The number of European cars fitted with automatic gearboxes has risen rapidly in the last ten years, a growth which seems destined to increase exponentially as stop-start driving conditions and traffic densities make the easier driving conferred by auto's more desirable and their inherent smoothness and flexibility improves.
There are two types of autobox in common usage, the CVT - Continuously Variable Transmission - and the increasingly sophisticated conventional auto.
CVT gearboxes are now used by Ford, Volvo and Fiat for their smaller cars and derive from the DAF belt transmission of the early Sixties. As the name suggests, drive is transmitted from the engine to the drive shafts by a belt or series of belts which adjust their relative positions according to engine speed and load as determined by complex electronics, effectively offering just one infinitely variable gear.

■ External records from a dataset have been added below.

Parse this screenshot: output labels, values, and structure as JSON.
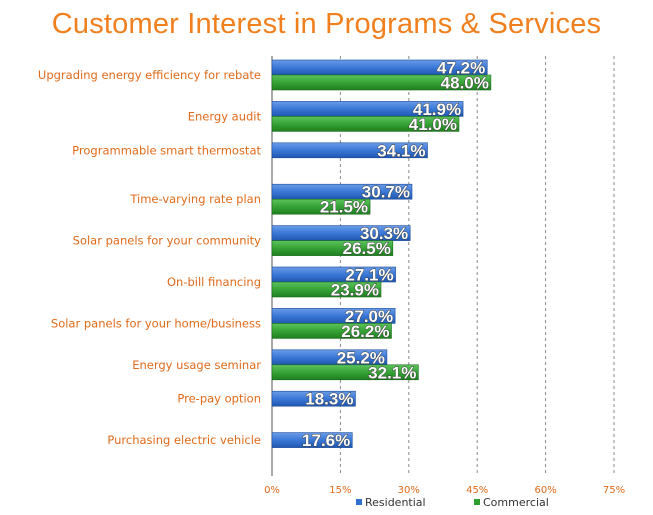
{
  "chart_data": {
    "type": "bar",
    "orientation": "horizontal",
    "title": "Customer Interest in Programs & Services",
    "categories": [
      "Upgrading energy efficiency for rebate",
      "Energy audit",
      "Programmable smart thermostat",
      "Time-varying rate plan",
      "Solar panels for your community",
      "On-bill financing",
      "Solar panels for your home/business",
      "Energy usage seminar",
      "Pre-pay option",
      "Purchasing electric vehicle"
    ],
    "series": [
      {
        "name": "Residential",
        "color": "#2f6fd0",
        "values": [
          47.2,
          41.9,
          34.1,
          30.7,
          30.3,
          27.1,
          27.0,
          25.2,
          18.3,
          17.6
        ]
      },
      {
        "name": "Commercial",
        "color": "#2e9e2e",
        "values": [
          48.0,
          41.0,
          null,
          21.5,
          26.5,
          23.9,
          26.2,
          32.1,
          null,
          null
        ]
      }
    ],
    "data_labels": [
      [
        "47.2%",
        "41.9%",
        "34.1%",
        "30.7%",
        "30.3%",
        "27.1%",
        "27.0%",
        "25.2%",
        "18.3%",
        "17.6%"
      ],
      [
        "48.0%",
        "41.0%",
        "",
        "21.5%",
        "26.5%",
        "23.9%",
        "26.2%",
        "32.1%",
        "",
        ""
      ]
    ],
    "x_ticks": [
      "0%",
      "15%",
      "30%",
      "45%",
      "60%",
      "75%"
    ],
    "xlim": [
      0,
      75
    ],
    "grid": "vertical dashed",
    "legend_position": "bottom"
  }
}
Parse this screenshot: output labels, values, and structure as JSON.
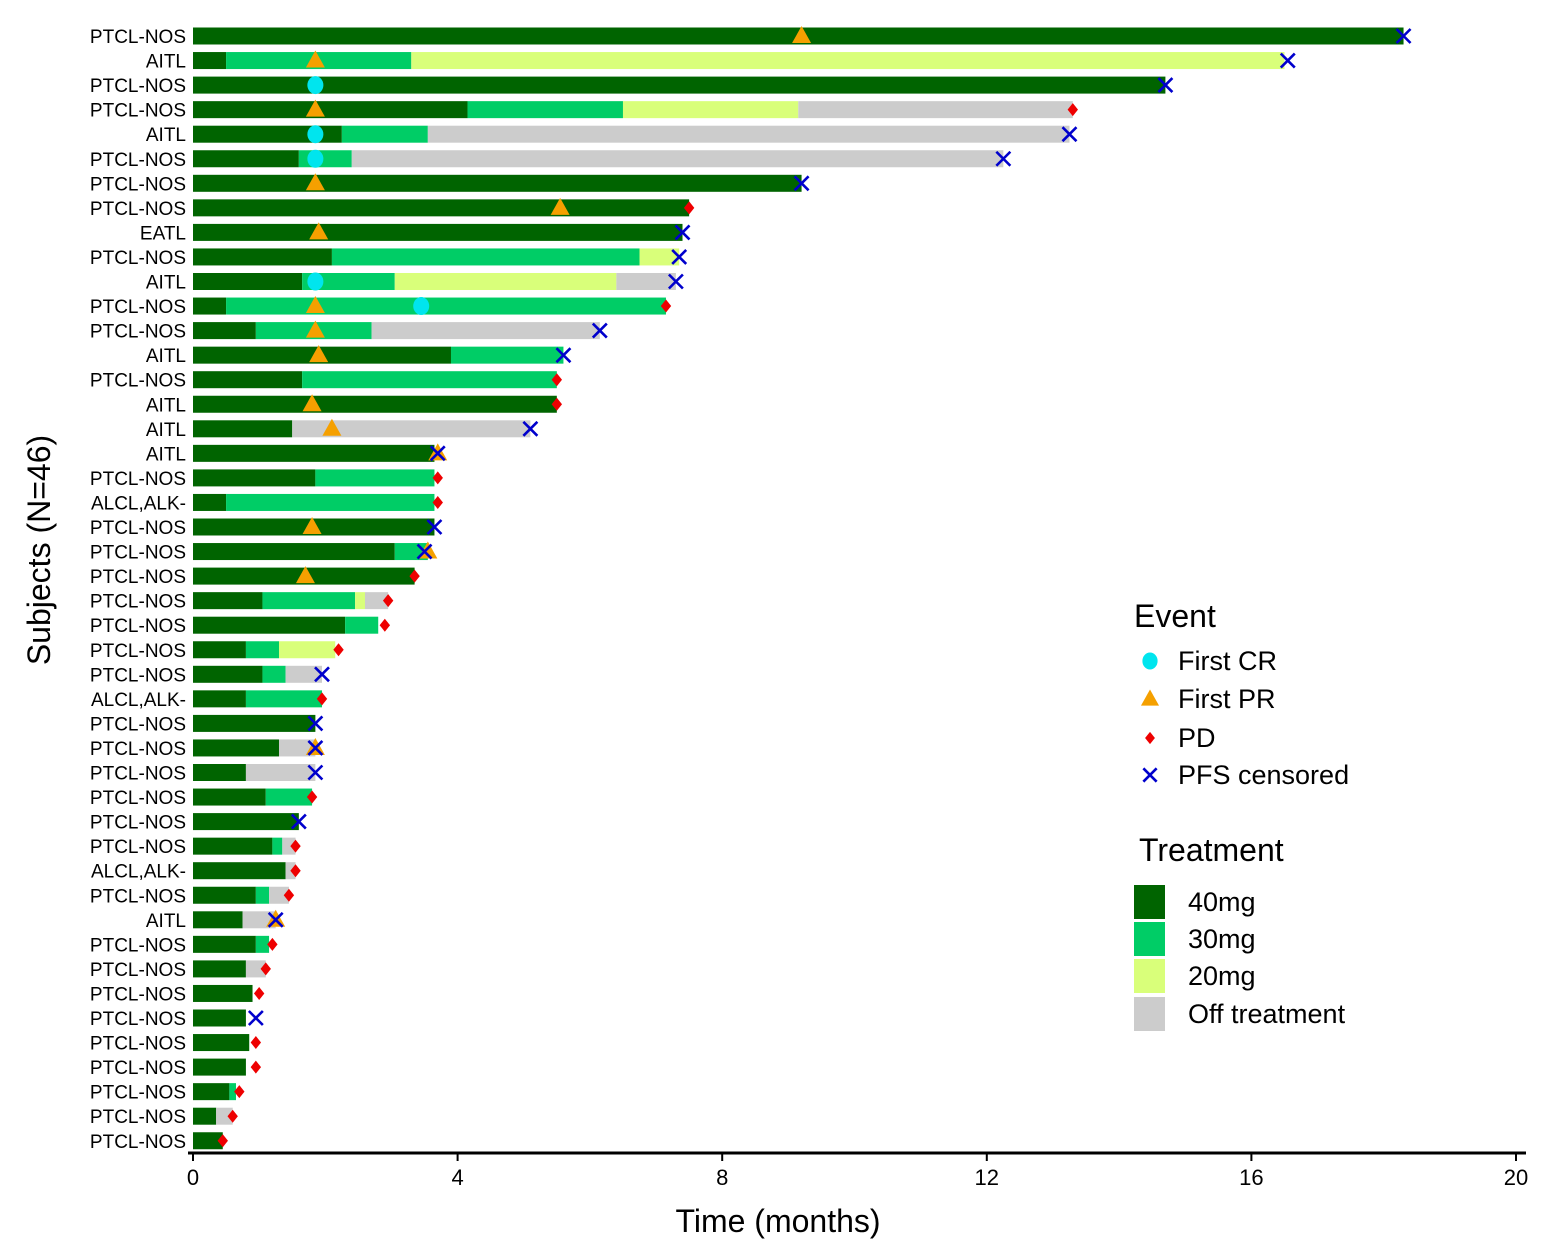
{
  "chart_data": {
    "type": "swimmer",
    "xlabel": "Time (months)",
    "ylabel": "Subjects (N=46)",
    "xlim": [
      0,
      20
    ],
    "xticks": [
      0,
      4,
      8,
      12,
      16,
      20
    ],
    "colors": {
      "40mg": "#006400",
      "30mg": "#00CD66",
      "20mg": "#D9FF7A",
      "off": "#CCCCCC",
      "cr": "#00E5EE",
      "pr": "#F5A000",
      "pd": "#EE0000",
      "censored": "#0000CC"
    },
    "legend": {
      "event_title": "Event",
      "event_items": [
        {
          "key": "cr",
          "label": "First CR"
        },
        {
          "key": "pr",
          "label": "First PR"
        },
        {
          "key": "pd",
          "label": "PD"
        },
        {
          "key": "censored",
          "label": "PFS censored"
        }
      ],
      "treatment_title": "Treatment",
      "treatment_items": [
        {
          "key": "40mg",
          "label": "40mg"
        },
        {
          "key": "30mg",
          "label": "30mg"
        },
        {
          "key": "20mg",
          "label": "20mg"
        },
        {
          "key": "off",
          "label": "Off treatment"
        }
      ]
    },
    "subjects": [
      {
        "label": "PTCL-NOS",
        "segments": [
          [
            "40mg",
            0,
            18.3
          ]
        ],
        "events": [
          [
            "pr",
            9.2
          ],
          [
            "censored",
            18.3
          ]
        ]
      },
      {
        "label": "AITL",
        "segments": [
          [
            "40mg",
            0,
            0.5
          ],
          [
            "30mg",
            0.5,
            3.3
          ],
          [
            "20mg",
            3.3,
            16.5
          ]
        ],
        "events": [
          [
            "pr",
            1.85
          ],
          [
            "censored",
            16.55
          ]
        ]
      },
      {
        "label": "PTCL-NOS",
        "segments": [
          [
            "40mg",
            0,
            14.7
          ]
        ],
        "events": [
          [
            "cr",
            1.85
          ],
          [
            "censored",
            14.7
          ]
        ]
      },
      {
        "label": "PTCL-NOS",
        "segments": [
          [
            "40mg",
            0,
            4.15
          ],
          [
            "30mg",
            4.15,
            6.5
          ],
          [
            "20mg",
            6.5,
            9.15
          ],
          [
            "off",
            9.15,
            13.3
          ]
        ],
        "events": [
          [
            "pr",
            1.85
          ],
          [
            "pd",
            13.3
          ]
        ]
      },
      {
        "label": "AITL",
        "segments": [
          [
            "40mg",
            0,
            2.25
          ],
          [
            "30mg",
            2.25,
            3.55
          ],
          [
            "off",
            3.55,
            13.25
          ]
        ],
        "events": [
          [
            "cr",
            1.85
          ],
          [
            "censored",
            13.25
          ]
        ]
      },
      {
        "label": "PTCL-NOS",
        "segments": [
          [
            "40mg",
            0,
            1.6
          ],
          [
            "30mg",
            1.6,
            2.4
          ],
          [
            "off",
            2.4,
            12.25
          ]
        ],
        "events": [
          [
            "cr",
            1.85
          ],
          [
            "censored",
            12.25
          ]
        ]
      },
      {
        "label": "PTCL-NOS",
        "segments": [
          [
            "40mg",
            0,
            9.2
          ]
        ],
        "events": [
          [
            "pr",
            1.85
          ],
          [
            "censored",
            9.2
          ]
        ]
      },
      {
        "label": "PTCL-NOS",
        "segments": [
          [
            "40mg",
            0,
            7.5
          ]
        ],
        "events": [
          [
            "pr",
            5.55
          ],
          [
            "pd",
            7.5
          ]
        ]
      },
      {
        "label": "EATL",
        "segments": [
          [
            "40mg",
            0,
            7.4
          ]
        ],
        "events": [
          [
            "pr",
            1.9
          ],
          [
            "censored",
            7.4
          ]
        ]
      },
      {
        "label": "PTCL-NOS",
        "segments": [
          [
            "40mg",
            0,
            2.1
          ],
          [
            "30mg",
            2.1,
            6.75
          ],
          [
            "20mg",
            6.75,
            7.35
          ]
        ],
        "events": [
          [
            "censored",
            7.35
          ]
        ]
      },
      {
        "label": "AITL",
        "segments": [
          [
            "40mg",
            0,
            1.65
          ],
          [
            "30mg",
            1.65,
            3.05
          ],
          [
            "20mg",
            3.05,
            6.4
          ],
          [
            "off",
            6.4,
            7.3
          ]
        ],
        "events": [
          [
            "cr",
            1.85
          ],
          [
            "censored",
            7.3
          ]
        ]
      },
      {
        "label": "PTCL-NOS",
        "segments": [
          [
            "40mg",
            0,
            0.5
          ],
          [
            "30mg",
            0.5,
            7.15
          ]
        ],
        "events": [
          [
            "pr",
            1.85
          ],
          [
            "cr",
            3.45
          ],
          [
            "pd",
            7.15
          ]
        ]
      },
      {
        "label": "PTCL-NOS",
        "segments": [
          [
            "40mg",
            0,
            0.95
          ],
          [
            "30mg",
            0.95,
            2.7
          ],
          [
            "off",
            2.7,
            6.15
          ]
        ],
        "events": [
          [
            "pr",
            1.85
          ],
          [
            "censored",
            6.15
          ]
        ]
      },
      {
        "label": "AITL",
        "segments": [
          [
            "40mg",
            0,
            3.9
          ],
          [
            "30mg",
            3.9,
            5.6
          ]
        ],
        "events": [
          [
            "pr",
            1.9
          ],
          [
            "censored",
            5.6
          ]
        ]
      },
      {
        "label": "PTCL-NOS",
        "segments": [
          [
            "40mg",
            0,
            1.65
          ],
          [
            "30mg",
            1.65,
            5.5
          ]
        ],
        "events": [
          [
            "pd",
            5.5
          ]
        ]
      },
      {
        "label": "AITL",
        "segments": [
          [
            "40mg",
            0,
            5.5
          ]
        ],
        "events": [
          [
            "pr",
            1.8
          ],
          [
            "pd",
            5.5
          ]
        ]
      },
      {
        "label": "AITL",
        "segments": [
          [
            "40mg",
            0,
            1.5
          ],
          [
            "off",
            1.5,
            5.1
          ]
        ],
        "events": [
          [
            "pr",
            2.1
          ],
          [
            "censored",
            5.1
          ]
        ]
      },
      {
        "label": "AITL",
        "segments": [
          [
            "40mg",
            0,
            3.65
          ]
        ],
        "events": [
          [
            "pr",
            3.7
          ],
          [
            "censored",
            3.7
          ]
        ]
      },
      {
        "label": "PTCL-NOS",
        "segments": [
          [
            "40mg",
            0,
            1.85
          ],
          [
            "30mg",
            1.85,
            3.65
          ]
        ],
        "events": [
          [
            "pd",
            3.7
          ]
        ]
      },
      {
        "label": "ALCL,ALK-",
        "segments": [
          [
            "40mg",
            0,
            0.5
          ],
          [
            "30mg",
            0.5,
            3.65
          ]
        ],
        "events": [
          [
            "pd",
            3.7
          ]
        ]
      },
      {
        "label": "PTCL-NOS",
        "segments": [
          [
            "40mg",
            0,
            3.65
          ]
        ],
        "events": [
          [
            "pr",
            1.8
          ],
          [
            "censored",
            3.65
          ]
        ]
      },
      {
        "label": "PTCL-NOS",
        "segments": [
          [
            "40mg",
            0,
            3.05
          ],
          [
            "30mg",
            3.05,
            3.55
          ]
        ],
        "events": [
          [
            "pr",
            3.55
          ],
          [
            "censored",
            3.5
          ]
        ]
      },
      {
        "label": "PTCL-NOS",
        "segments": [
          [
            "40mg",
            0,
            3.35
          ]
        ],
        "events": [
          [
            "pr",
            1.7
          ],
          [
            "pd",
            3.35
          ]
        ]
      },
      {
        "label": "PTCL-NOS",
        "segments": [
          [
            "40mg",
            0,
            1.05
          ],
          [
            "30mg",
            1.05,
            2.45
          ],
          [
            "20mg",
            2.45,
            2.6
          ],
          [
            "off",
            2.6,
            2.95
          ]
        ],
        "events": [
          [
            "pd",
            2.95
          ]
        ]
      },
      {
        "label": "PTCL-NOS",
        "segments": [
          [
            "40mg",
            0,
            2.3
          ],
          [
            "30mg",
            2.3,
            2.8
          ]
        ],
        "events": [
          [
            "pd",
            2.9
          ]
        ]
      },
      {
        "label": "PTCL-NOS",
        "segments": [
          [
            "40mg",
            0,
            0.8
          ],
          [
            "30mg",
            0.8,
            1.3
          ],
          [
            "20mg",
            1.3,
            2.15
          ]
        ],
        "events": [
          [
            "pd",
            2.2
          ]
        ]
      },
      {
        "label": "PTCL-NOS",
        "segments": [
          [
            "40mg",
            0,
            1.05
          ],
          [
            "30mg",
            1.05,
            1.4
          ],
          [
            "off",
            1.4,
            1.95
          ]
        ],
        "events": [
          [
            "censored",
            1.95
          ]
        ]
      },
      {
        "label": "ALCL,ALK-",
        "segments": [
          [
            "40mg",
            0,
            0.8
          ],
          [
            "30mg",
            0.8,
            1.95
          ]
        ],
        "events": [
          [
            "pd",
            1.95
          ]
        ]
      },
      {
        "label": "PTCL-NOS",
        "segments": [
          [
            "40mg",
            0,
            1.85
          ]
        ],
        "events": [
          [
            "censored",
            1.85
          ]
        ]
      },
      {
        "label": "PTCL-NOS",
        "segments": [
          [
            "40mg",
            0,
            1.3
          ],
          [
            "off",
            1.3,
            1.85
          ]
        ],
        "events": [
          [
            "pr",
            1.85
          ],
          [
            "censored",
            1.85
          ]
        ]
      },
      {
        "label": "PTCL-NOS",
        "segments": [
          [
            "40mg",
            0,
            0.8
          ],
          [
            "off",
            0.8,
            1.85
          ]
        ],
        "events": [
          [
            "censored",
            1.85
          ]
        ]
      },
      {
        "label": "PTCL-NOS",
        "segments": [
          [
            "40mg",
            0,
            1.1
          ],
          [
            "30mg",
            1.1,
            1.8
          ]
        ],
        "events": [
          [
            "pd",
            1.8
          ]
        ]
      },
      {
        "label": "PTCL-NOS",
        "segments": [
          [
            "40mg",
            0,
            1.6
          ]
        ],
        "events": [
          [
            "censored",
            1.6
          ]
        ]
      },
      {
        "label": "PTCL-NOS",
        "segments": [
          [
            "40mg",
            0,
            1.2
          ],
          [
            "30mg",
            1.2,
            1.35
          ],
          [
            "off",
            1.35,
            1.55
          ]
        ],
        "events": [
          [
            "pd",
            1.55
          ]
        ]
      },
      {
        "label": "ALCL,ALK-",
        "segments": [
          [
            "40mg",
            0,
            1.4
          ],
          [
            "off",
            1.4,
            1.55
          ]
        ],
        "events": [
          [
            "pd",
            1.55
          ]
        ]
      },
      {
        "label": "PTCL-NOS",
        "segments": [
          [
            "40mg",
            0,
            0.95
          ],
          [
            "30mg",
            0.95,
            1.15
          ],
          [
            "off",
            1.15,
            1.45
          ]
        ],
        "events": [
          [
            "pd",
            1.45
          ]
        ]
      },
      {
        "label": "AITL",
        "segments": [
          [
            "40mg",
            0,
            0.75
          ],
          [
            "off",
            0.75,
            1.25
          ]
        ],
        "events": [
          [
            "pr",
            1.25
          ],
          [
            "censored",
            1.25
          ]
        ]
      },
      {
        "label": "PTCL-NOS",
        "segments": [
          [
            "40mg",
            0,
            0.95
          ],
          [
            "30mg",
            0.95,
            1.15
          ]
        ],
        "events": [
          [
            "pd",
            1.2
          ]
        ]
      },
      {
        "label": "PTCL-NOS",
        "segments": [
          [
            "40mg",
            0,
            0.8
          ],
          [
            "off",
            0.8,
            1.1
          ]
        ],
        "events": [
          [
            "pd",
            1.1
          ]
        ]
      },
      {
        "label": "PTCL-NOS",
        "segments": [
          [
            "40mg",
            0,
            0.9
          ]
        ],
        "events": [
          [
            "pd",
            1.0
          ]
        ]
      },
      {
        "label": "PTCL-NOS",
        "segments": [
          [
            "40mg",
            0,
            0.8
          ]
        ],
        "events": [
          [
            "censored",
            0.95
          ]
        ]
      },
      {
        "label": "PTCL-NOS",
        "segments": [
          [
            "40mg",
            0,
            0.85
          ]
        ],
        "events": [
          [
            "pd",
            0.95
          ]
        ]
      },
      {
        "label": "PTCL-NOS",
        "segments": [
          [
            "40mg",
            0,
            0.8
          ]
        ],
        "events": [
          [
            "pd",
            0.95
          ]
        ]
      },
      {
        "label": "PTCL-NOS",
        "segments": [
          [
            "40mg",
            0,
            0.55
          ],
          [
            "30mg",
            0.55,
            0.65
          ]
        ],
        "events": [
          [
            "pd",
            0.7
          ]
        ]
      },
      {
        "label": "PTCL-NOS",
        "segments": [
          [
            "40mg",
            0,
            0.35
          ],
          [
            "off",
            0.35,
            0.6
          ]
        ],
        "events": [
          [
            "pd",
            0.6
          ]
        ]
      },
      {
        "label": "PTCL-NOS",
        "segments": [
          [
            "40mg",
            0,
            0.45
          ]
        ],
        "events": [
          [
            "pd",
            0.45
          ]
        ]
      }
    ]
  }
}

The conventional automatic is also electronically controlled and selects from a preset number of gear ratios the one most appropriate to the engine speed and load being placed on it, the " kickdown" on the accelerator enabling selection of a lower gear for more acceleration, the electronics selecting when to change up a gear. Originally only 3 forward gears were available but more recent versions allow up to 5 forward speeds and, increasingly commonly, the ability to vary - in sport or economy modes - the rev limit at which change ups occur, the holding of a gear to a higher engine speed giving greater acceleration.
Some also allow the driver to select a manual mode and drive the autobox as though it were an ordinary gearbox yet without the need of a clutch. Probably the optimimum compromise between control and effort.